Millions of Brits missing out on pension top-up payment worth up to £9000 a year – check if you’re eligible

Harriet Meyer explains seven simple savings habits you can use to boost your pot.

TOP UP STATE PENSION

Currently you can claim your state pension from the age of 66. This rises to 67 by 2028.

You need 35 years’ worth of National Insurance contributions to claim the full amount of £221.20 a week (£11,500 a year).

You need ten years to get any state pension at all.

Becky O’Connor, director of public affairs at online finance platform PensionBee, says: “If you are short, you can top up your state pension by ‘buying’ years, usually only from the previous six tax years.

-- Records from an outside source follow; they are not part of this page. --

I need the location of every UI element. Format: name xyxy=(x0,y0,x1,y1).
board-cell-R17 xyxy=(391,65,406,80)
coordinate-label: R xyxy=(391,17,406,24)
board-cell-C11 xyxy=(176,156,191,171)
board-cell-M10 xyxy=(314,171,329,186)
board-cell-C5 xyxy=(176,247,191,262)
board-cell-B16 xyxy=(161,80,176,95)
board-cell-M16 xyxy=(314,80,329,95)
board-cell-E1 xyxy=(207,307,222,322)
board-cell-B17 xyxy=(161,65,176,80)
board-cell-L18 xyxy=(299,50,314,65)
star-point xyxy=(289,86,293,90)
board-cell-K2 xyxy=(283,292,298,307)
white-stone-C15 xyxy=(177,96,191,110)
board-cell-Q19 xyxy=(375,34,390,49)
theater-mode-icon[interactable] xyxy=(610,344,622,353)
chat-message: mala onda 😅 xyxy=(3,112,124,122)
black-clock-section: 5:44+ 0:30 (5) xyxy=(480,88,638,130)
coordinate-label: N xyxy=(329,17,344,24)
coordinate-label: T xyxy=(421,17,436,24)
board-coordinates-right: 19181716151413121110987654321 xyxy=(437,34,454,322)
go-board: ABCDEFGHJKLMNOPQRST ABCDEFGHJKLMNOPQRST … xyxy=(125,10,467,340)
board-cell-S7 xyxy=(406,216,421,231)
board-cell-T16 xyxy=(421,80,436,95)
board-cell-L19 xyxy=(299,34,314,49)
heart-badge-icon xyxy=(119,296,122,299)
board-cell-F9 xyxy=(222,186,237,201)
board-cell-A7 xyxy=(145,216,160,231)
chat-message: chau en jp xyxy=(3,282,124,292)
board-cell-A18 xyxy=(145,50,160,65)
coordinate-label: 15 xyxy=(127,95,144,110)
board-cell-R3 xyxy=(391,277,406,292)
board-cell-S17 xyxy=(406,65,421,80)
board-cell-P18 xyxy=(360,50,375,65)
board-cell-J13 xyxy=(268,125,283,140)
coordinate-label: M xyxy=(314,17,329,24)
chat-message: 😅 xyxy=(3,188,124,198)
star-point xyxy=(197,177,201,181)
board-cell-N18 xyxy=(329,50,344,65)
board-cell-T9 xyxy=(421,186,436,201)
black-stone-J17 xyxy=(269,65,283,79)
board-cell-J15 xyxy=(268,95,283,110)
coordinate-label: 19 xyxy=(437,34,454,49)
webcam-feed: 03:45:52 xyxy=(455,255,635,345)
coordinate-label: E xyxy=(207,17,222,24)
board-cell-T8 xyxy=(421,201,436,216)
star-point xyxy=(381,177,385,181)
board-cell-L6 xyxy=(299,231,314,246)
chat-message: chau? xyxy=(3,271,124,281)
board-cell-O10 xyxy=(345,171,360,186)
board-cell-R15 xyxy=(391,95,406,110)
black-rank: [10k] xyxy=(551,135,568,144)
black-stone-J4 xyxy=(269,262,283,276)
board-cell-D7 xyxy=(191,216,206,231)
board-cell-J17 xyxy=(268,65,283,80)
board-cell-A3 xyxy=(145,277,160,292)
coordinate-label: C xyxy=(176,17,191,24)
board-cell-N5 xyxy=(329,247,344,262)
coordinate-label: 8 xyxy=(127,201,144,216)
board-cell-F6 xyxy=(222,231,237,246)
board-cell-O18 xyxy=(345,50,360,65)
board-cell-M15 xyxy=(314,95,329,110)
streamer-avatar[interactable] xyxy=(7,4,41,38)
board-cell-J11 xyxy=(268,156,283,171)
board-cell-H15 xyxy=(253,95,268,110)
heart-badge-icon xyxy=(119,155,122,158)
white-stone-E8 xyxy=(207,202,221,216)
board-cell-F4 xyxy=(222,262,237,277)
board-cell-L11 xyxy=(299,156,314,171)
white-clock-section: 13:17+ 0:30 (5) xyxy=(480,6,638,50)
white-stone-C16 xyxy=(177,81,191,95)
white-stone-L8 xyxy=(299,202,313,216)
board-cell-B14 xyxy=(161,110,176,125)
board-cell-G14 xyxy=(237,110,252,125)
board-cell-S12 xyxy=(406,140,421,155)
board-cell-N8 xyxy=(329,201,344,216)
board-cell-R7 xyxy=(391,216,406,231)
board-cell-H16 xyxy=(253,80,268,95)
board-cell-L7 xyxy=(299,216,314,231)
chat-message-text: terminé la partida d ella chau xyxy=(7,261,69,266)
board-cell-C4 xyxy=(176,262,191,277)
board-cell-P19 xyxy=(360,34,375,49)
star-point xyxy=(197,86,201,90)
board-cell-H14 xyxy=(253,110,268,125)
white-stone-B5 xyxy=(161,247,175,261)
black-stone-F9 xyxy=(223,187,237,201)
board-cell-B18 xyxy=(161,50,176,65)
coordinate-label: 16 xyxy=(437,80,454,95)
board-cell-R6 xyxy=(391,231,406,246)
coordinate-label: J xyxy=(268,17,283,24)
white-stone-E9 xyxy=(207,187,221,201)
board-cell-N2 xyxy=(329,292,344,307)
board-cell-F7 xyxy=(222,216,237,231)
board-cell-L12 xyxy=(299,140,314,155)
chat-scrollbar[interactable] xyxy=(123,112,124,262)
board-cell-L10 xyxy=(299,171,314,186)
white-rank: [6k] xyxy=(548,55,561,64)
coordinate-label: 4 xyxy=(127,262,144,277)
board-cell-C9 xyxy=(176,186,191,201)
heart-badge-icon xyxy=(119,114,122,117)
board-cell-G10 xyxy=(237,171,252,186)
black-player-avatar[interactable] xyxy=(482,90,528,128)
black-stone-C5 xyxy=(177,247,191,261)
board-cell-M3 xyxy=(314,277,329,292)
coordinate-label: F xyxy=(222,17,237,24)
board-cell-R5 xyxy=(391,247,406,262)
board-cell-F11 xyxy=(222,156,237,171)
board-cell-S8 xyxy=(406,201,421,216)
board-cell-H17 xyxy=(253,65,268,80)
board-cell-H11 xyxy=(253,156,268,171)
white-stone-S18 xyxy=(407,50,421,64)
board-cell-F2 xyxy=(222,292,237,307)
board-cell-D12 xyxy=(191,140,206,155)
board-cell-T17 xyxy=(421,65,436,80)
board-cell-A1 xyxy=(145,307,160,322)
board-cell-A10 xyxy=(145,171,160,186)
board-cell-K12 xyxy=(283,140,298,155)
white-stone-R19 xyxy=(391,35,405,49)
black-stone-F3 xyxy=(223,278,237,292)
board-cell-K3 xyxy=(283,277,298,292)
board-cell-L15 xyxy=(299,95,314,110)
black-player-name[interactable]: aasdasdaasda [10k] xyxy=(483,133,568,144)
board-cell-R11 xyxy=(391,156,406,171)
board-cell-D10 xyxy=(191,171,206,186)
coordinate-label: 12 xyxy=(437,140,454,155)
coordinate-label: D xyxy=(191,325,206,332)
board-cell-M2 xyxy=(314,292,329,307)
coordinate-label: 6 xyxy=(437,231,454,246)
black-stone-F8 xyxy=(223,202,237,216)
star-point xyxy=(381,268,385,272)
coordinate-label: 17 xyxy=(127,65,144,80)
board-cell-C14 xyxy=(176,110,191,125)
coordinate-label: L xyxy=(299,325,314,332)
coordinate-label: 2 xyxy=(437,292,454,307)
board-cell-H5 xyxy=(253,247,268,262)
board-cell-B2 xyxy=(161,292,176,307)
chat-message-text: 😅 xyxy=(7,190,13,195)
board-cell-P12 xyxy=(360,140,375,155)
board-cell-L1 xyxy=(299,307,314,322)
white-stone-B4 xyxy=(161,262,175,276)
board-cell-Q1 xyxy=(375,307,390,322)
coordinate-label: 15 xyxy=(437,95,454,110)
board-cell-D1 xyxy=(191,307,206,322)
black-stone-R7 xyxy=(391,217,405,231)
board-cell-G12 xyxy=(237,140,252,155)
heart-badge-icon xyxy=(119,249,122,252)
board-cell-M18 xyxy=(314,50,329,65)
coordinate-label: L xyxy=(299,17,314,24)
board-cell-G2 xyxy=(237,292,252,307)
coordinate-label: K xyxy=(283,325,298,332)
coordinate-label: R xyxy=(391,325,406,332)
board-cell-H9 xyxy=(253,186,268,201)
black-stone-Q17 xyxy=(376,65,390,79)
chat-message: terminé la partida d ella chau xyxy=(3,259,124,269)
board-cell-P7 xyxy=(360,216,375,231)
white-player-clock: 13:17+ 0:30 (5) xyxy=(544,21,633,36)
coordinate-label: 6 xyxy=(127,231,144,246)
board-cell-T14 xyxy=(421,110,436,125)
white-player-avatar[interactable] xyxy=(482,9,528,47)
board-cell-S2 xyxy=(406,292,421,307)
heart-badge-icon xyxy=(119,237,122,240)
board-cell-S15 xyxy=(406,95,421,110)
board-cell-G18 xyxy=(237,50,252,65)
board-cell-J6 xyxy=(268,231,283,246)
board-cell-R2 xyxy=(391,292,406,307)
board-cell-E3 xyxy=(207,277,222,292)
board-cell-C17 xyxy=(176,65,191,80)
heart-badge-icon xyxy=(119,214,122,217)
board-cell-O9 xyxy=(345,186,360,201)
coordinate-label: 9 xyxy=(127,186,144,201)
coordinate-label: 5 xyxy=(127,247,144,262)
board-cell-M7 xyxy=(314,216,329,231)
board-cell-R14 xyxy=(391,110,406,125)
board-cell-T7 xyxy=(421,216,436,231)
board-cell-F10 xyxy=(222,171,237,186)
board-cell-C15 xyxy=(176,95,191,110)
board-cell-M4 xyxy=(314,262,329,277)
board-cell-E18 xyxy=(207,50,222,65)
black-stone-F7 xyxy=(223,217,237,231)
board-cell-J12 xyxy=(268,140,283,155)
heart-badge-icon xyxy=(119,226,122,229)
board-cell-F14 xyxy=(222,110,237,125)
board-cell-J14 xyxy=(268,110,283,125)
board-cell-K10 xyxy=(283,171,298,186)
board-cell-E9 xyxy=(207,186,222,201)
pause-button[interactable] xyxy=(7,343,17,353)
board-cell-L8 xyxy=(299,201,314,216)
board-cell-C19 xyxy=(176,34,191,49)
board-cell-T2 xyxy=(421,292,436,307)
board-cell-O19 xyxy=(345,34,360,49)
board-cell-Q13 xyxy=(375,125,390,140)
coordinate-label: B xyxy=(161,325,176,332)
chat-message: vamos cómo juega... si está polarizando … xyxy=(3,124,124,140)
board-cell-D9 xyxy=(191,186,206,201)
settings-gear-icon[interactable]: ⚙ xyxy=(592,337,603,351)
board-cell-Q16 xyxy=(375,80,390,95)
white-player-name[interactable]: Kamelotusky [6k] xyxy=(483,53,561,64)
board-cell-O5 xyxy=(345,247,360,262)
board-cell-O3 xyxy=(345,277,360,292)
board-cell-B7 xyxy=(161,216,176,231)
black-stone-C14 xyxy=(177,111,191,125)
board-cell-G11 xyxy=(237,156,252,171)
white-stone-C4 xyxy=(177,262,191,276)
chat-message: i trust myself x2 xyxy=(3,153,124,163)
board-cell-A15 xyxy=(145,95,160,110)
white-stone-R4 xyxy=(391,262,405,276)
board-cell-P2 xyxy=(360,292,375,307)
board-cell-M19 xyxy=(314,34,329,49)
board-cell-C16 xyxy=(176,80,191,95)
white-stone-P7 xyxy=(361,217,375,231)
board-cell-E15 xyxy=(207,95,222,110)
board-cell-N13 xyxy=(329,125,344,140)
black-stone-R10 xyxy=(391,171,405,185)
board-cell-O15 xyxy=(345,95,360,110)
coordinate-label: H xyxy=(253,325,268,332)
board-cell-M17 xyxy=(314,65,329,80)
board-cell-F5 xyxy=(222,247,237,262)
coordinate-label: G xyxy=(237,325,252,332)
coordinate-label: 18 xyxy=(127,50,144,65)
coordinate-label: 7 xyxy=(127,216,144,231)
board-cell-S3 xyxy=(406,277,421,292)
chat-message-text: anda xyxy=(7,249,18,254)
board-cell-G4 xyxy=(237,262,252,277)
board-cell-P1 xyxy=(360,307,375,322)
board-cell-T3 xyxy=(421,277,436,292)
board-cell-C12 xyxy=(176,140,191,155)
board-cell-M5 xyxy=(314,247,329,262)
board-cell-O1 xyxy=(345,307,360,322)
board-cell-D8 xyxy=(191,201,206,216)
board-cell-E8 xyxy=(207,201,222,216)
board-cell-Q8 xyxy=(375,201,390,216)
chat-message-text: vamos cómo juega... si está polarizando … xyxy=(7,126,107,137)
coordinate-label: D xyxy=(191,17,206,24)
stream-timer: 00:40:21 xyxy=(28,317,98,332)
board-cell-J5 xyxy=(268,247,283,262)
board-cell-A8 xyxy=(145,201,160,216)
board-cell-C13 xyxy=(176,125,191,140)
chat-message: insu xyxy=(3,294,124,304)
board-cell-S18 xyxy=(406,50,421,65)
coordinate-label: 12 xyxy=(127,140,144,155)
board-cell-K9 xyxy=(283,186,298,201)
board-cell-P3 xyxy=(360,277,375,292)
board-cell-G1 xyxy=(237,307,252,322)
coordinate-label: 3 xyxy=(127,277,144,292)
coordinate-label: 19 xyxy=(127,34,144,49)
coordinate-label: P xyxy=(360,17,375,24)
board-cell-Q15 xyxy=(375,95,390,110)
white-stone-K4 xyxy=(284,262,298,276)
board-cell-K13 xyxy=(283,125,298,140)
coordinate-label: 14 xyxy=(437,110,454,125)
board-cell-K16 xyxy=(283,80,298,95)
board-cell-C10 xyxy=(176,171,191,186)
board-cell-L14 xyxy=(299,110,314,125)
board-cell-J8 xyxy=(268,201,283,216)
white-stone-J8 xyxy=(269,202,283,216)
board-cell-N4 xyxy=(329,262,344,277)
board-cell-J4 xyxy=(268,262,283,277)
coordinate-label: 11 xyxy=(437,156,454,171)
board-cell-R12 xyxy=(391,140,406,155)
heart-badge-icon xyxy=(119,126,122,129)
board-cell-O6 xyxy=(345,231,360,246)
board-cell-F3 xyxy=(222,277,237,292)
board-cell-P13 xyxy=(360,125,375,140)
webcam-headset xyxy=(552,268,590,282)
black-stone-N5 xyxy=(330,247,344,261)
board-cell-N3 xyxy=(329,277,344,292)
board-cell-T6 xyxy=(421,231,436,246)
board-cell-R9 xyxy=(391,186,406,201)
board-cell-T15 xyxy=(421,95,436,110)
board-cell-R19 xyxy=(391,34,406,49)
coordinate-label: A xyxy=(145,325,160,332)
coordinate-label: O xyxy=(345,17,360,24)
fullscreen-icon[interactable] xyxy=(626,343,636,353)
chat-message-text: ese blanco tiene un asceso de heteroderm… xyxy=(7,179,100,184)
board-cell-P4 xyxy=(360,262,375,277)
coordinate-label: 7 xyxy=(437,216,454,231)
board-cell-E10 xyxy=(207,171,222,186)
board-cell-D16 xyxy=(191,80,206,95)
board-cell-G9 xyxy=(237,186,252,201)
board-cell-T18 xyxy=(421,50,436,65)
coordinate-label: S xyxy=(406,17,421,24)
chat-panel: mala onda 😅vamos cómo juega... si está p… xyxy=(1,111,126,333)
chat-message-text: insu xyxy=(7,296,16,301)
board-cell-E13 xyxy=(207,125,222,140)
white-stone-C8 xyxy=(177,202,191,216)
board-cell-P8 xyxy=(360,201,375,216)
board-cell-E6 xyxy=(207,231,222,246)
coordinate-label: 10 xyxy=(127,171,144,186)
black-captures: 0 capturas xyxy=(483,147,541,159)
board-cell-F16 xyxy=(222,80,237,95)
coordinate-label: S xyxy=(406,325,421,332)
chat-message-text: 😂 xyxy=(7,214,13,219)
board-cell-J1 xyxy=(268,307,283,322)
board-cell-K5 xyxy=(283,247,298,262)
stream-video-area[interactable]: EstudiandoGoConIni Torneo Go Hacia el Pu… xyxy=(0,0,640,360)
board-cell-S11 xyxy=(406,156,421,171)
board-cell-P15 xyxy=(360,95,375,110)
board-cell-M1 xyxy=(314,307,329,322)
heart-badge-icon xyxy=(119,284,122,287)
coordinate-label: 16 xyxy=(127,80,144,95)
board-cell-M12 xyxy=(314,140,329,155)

“The amount you should get back in extra state pension income is usually more than the cost of buying the years.”

It costs about £824 to buy a missing year. This boosts your pension by around £329 a year. Over 20 years, that’s £6,580 in extra state pension.

Find out if you have any gaps at gov.uk/check-national-insurance-record.

MAXIMISE FREE CASH

IF you have a company pension, make sure you are getting all you can from your employer.

Currently, you should contribute at least five per cent of your salary into one, while your employer must pay in a minimum of three per cent if you earn more than £10,000 a year.

But some firms allow employers to pay in more. Some will match your contributions, paying in the same amount as you contribute to your pension.

This can make a massive difference to the size of your pension over a long period.

For example, a 49-year-old earning £30,000 and starting to save eight per cent into their pension could have a pot worth £60,000 by age 67, says Aviva.

That would buy an annual income of about £2,992 if they took 25 per cent as a tax-free lump sum.

But if they boosted their contributions to a total 20 per cent of their salary, with an extra ten per cent from their employer, they could have £230,000 by age 68.

This could buy an annual income of about £11,870 after taking 25 per cent as a cash lump sum. That’s an extra £8,878 every year in retirement.

Even paying a little extra into your pension can help.

Alistair McQueen, head of ­savings and retirement at Aviva, says: “Every penny benefits from extra investment growth, extra tax relief, and maybe an extra contribution from your employer.”